As if they were back in the seminary, Dolo said, ‘Tell me what you are thinking. The surface of your mind.’

‘I have no sense of the true scale of this, the moral scale. I don’t even know what my own life is worth. I’m too small. I’ve nothing to measure it against.’

‘But it was that very scale that saved you. What defence do we have, we feeble humans, against the Xeelee?’

‘None.’

‘Wrong. Listen to me. We are fighting a war on an interstellar scale. The Xeelee push out of the Core; we push them back, endlessly. The Front is a vast belt of friction, right around the Galaxy’s centre, friction between huge wheels spun by the Xeelee and ourselves, rubbing away lives and material as fast as we can pour them in. It’s been this way, virtually static, for two thousand years.

‘But if you are caught in the middle of it, your defence is numbers.
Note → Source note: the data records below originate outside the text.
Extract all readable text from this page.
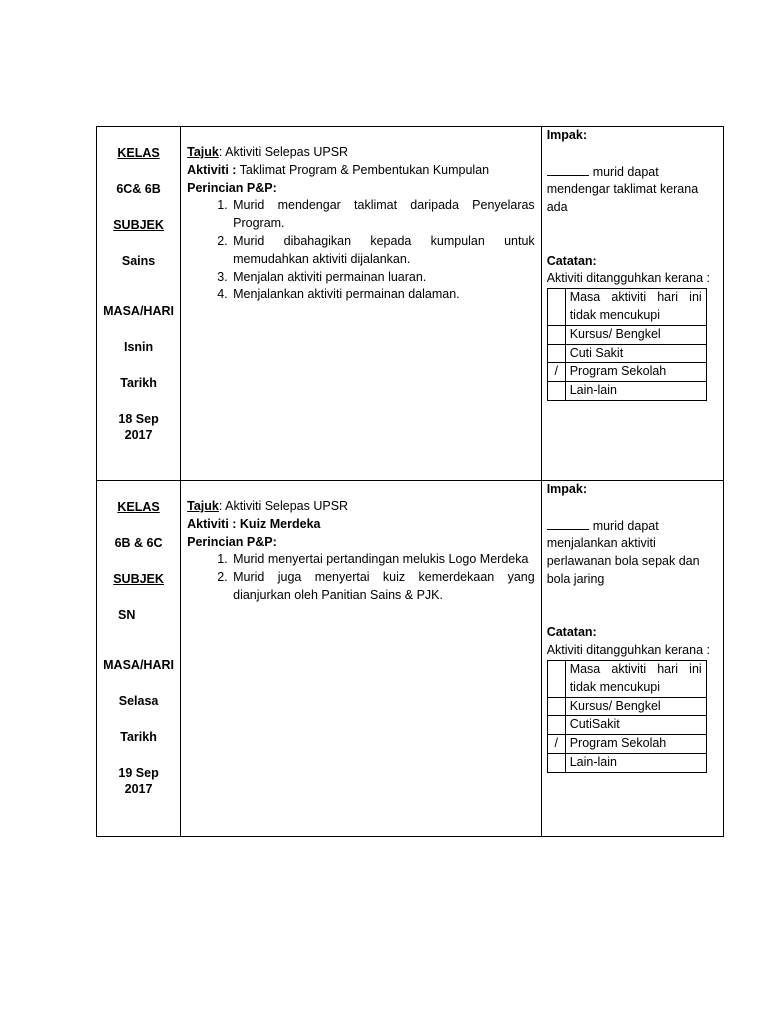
KELAS
6C& 6B
SUBJEK
Sains
MASA/HARI
Isnin
Tarikh
18 Sep
2017

Tajuk: Aktiviti Selepas UPSR
Aktiviti : Taklimat Program & Pembentukan Kumpulan
Perincian P&P:
1. Murid mendengar taklimat daripada Penyelaras Program.
2. Murid dibahagikan kepada kumpulan untuk memudahkan aktiviti dijalankan.
3. Menjalan aktiviti permainan luaran.
4. Menjalankan aktiviti permainan dalaman.

Impak:
murid dapat mendengar taklimat kerana ada
Catatan:
Aktiviti ditangguhkan kerana :
	Masa aktiviti hari ini tidak mencukupi
	Kursus/ Bengkel
	Cuti Sakit
/	Program Sekolah
	Lain-lain

KELAS
6B & 6C
SUBJEK
SN
MASA/HARI
Selasa
Tarikh
19 Sep
2017

Tajuk: Aktiviti Selepas UPSR
Aktiviti : Kuiz Merdeka
Perincian P&P:
1. Murid menyertai pertandingan melukis Logo Merdeka
2. Murid juga menyertai kuiz kemerdekaan yang dianjurkan oleh Panitian Sains & PJK.

Impak:
murid dapat menjalankan aktiviti perlawanan bola sepak dan bola jaring
Catatan:
Aktiviti ditangguhkan kerana :
	Masa aktiviti hari ini tidak mencukupi
	Kursus/ Bengkel
	CutiSakit
/	Program Sekolah
	Lain-lain
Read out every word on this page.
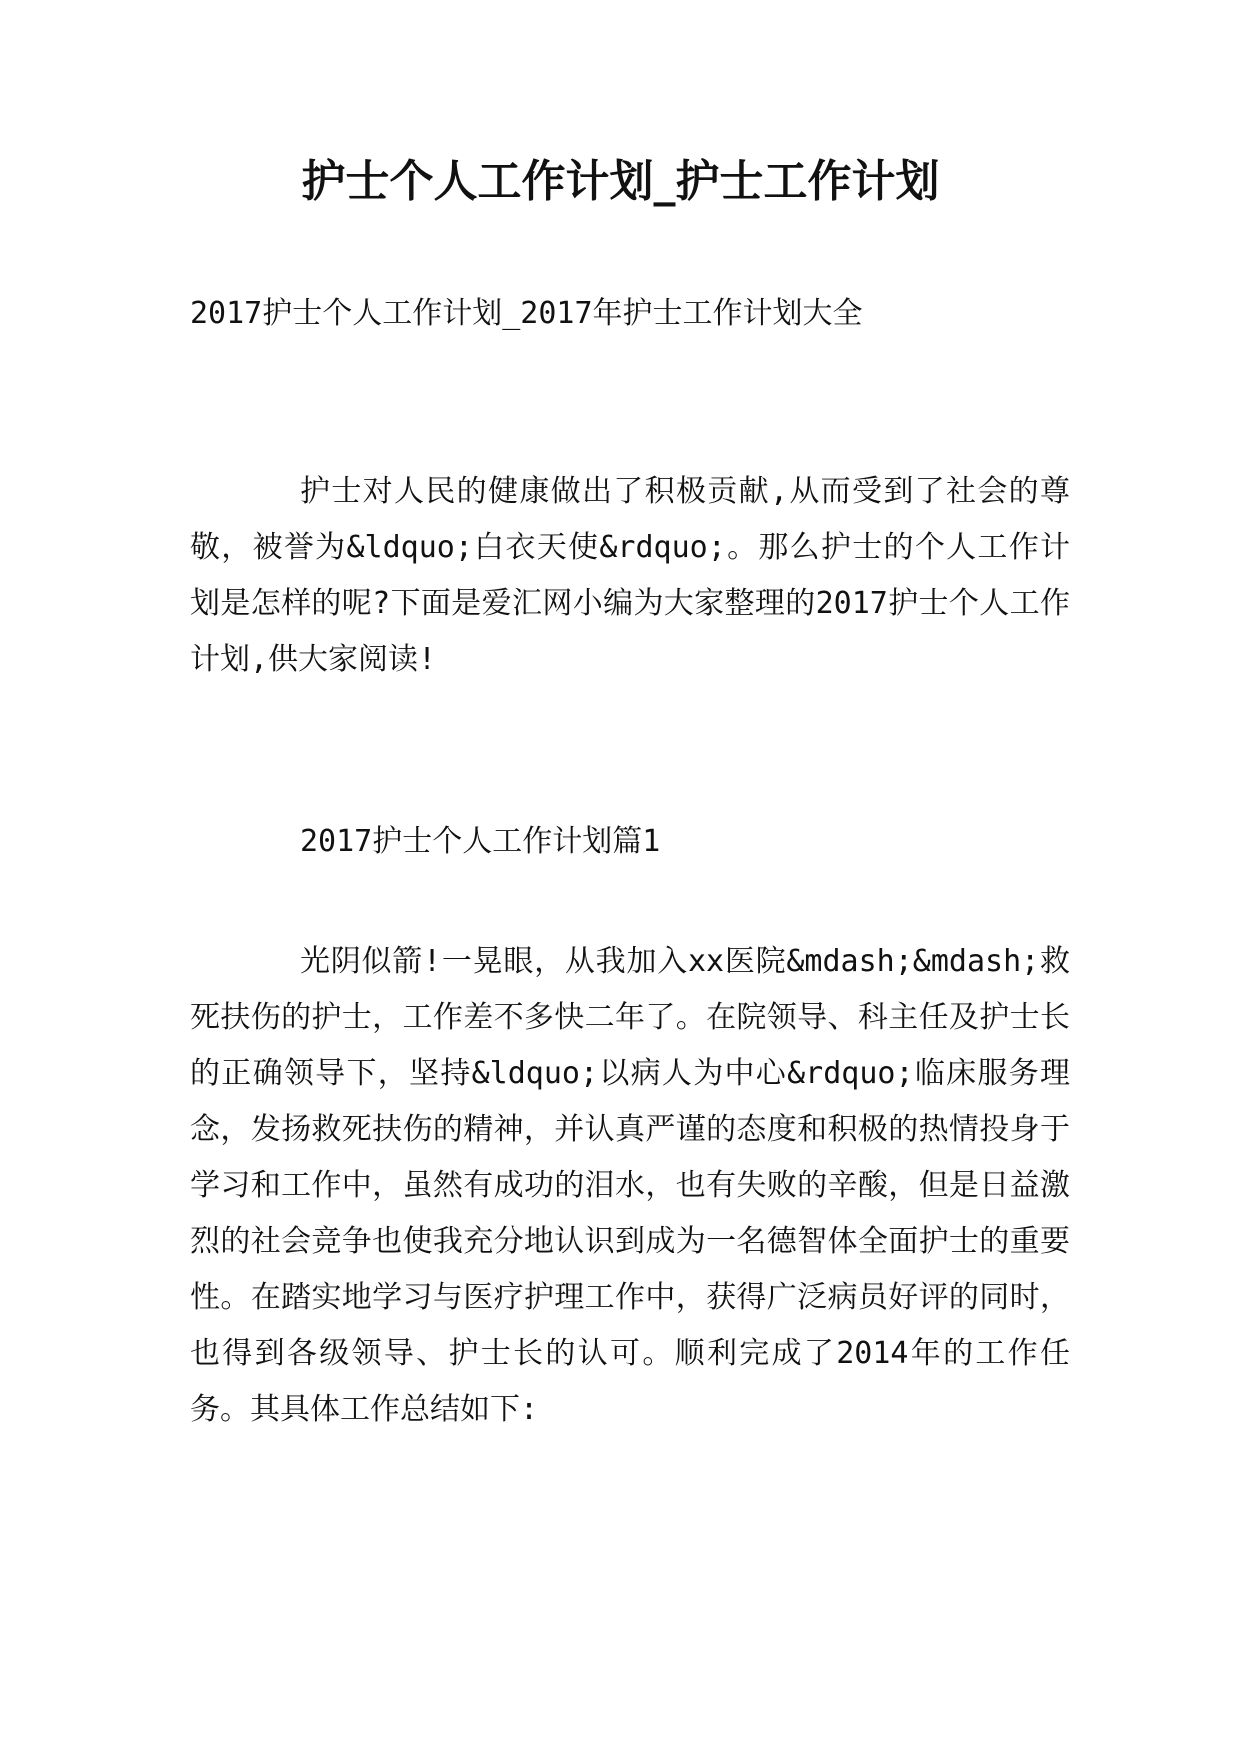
护士个人工作计划_护士工作计划

2017护士个人工作计划_2017年护士工作计划大全

护士对人民的健康做出了积极贡献,从而受到了社会的尊敬，被誉为&ldquo;白衣天使&rdquo;。那么护士的个人工作计划是怎样的呢?下面是爱汇网小编为大家整理的2017护士个人工作计划,供大家阅读!

2017护士个人工作计划篇1

光阴似箭!一晃眼，从我加入xx医院&mdash;&mdash;救死扶伤的护士，工作差不多快二年了。在院领导、科主任及护士长的正确领导下，坚持&ldquo;以病人为中心&rdquo;临床服务理念，发扬救死扶伤的精神，并认真严谨的态度和积极的热情投身于学习和工作中，虽然有成功的泪水，也有失败的辛酸，但是日益激烈的社会竞争也使我充分地认识到成为一名德智体全面护士的重要性。在踏实地学习与医疗护理工作中，获得广泛病员好评的同时，也得到各级领导、护士长的认可。顺利完成了2014年的工作任务。其具体工作总结如下:
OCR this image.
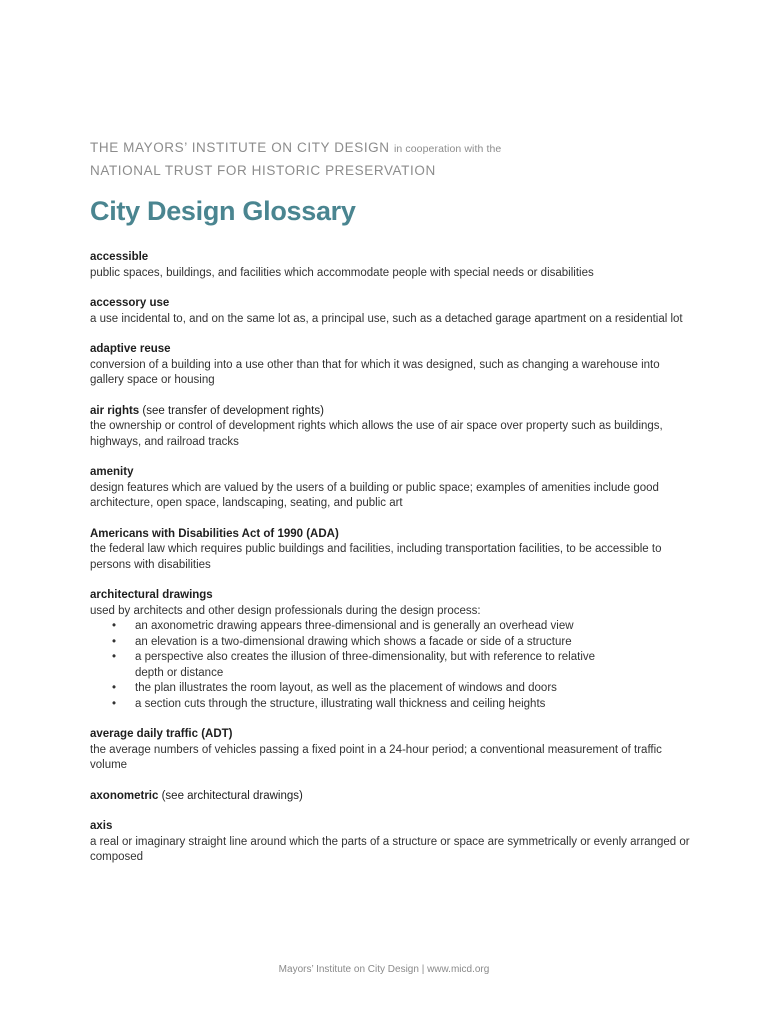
THE MAYORS’ INSTITUTE ON CITY DESIGN in cooperation with the
NATIONAL TRUST FOR HISTORIC PRESERVATION
City Design Glossary
accessible
public spaces, buildings, and facilities which accommodate people with special needs or disabilities
accessory use
a use incidental to, and on the same lot as, a principal use, such as a detached garage apartment on a residential lot
adaptive reuse
conversion of a building into a use other than that for which it was designed, such as changing a warehouse into gallery space or housing
air rights (see transfer of development rights)
the ownership or control of development rights which allows the use of air space over property such as buildings, highways, and railroad tracks
amenity
design features which are valued by the users of a building or public space; examples of amenities include good architecture, open space, landscaping, seating, and public art
Americans with Disabilities Act of 1990 (ADA)
the federal law which requires public buildings and facilities, including transportation facilities, to be accessible to persons with disabilities
architectural drawings
used by architects and other design professionals during the design process:
• an axonometric drawing appears three-dimensional and is generally an overhead view
• an elevation is a two-dimensional drawing which shows a facade or side of a structure
• a perspective also creates the illusion of three-dimensionality, but with reference to relative depth or distance
• the plan illustrates the room layout, as well as the placement of windows and doors
• a section cuts through the structure, illustrating wall thickness and ceiling heights
average daily traffic (ADT)
the average numbers of vehicles passing a fixed point in a 24-hour period; a conventional measurement of traffic volume
axonometric (see architectural drawings)
axis
a real or imaginary straight line around which the parts of a structure or space are symmetrically or evenly arranged or composed
Mayors’ Institute on City Design | www.micd.org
Your defence is statistical. If there are enough of you, even if others are taken, you might survive. We have probably been using such strategies all the way back to the days without fire or tools, on some treeless plain on Earth. When the predators come, let them take her – the slowest, the youngest or oldest, the weakest, the unlucky – but I will survive. Death is life, remember; that was what Teel said: the death of others is my life.’

Luca looked into Dolo’s eyes; the low-quality image had only empty, staring sockets. ‘It is a vermin’s strategy.’

‘We are vermin.’

‘Does the arch still stand?’

‘It is sited on the far side of the asteroid, away from the main weapons sites. Yes, it stands.’

‘Let it be,’ Luca said. ‘The religion. The worship of Poole at Timelike Infinity.’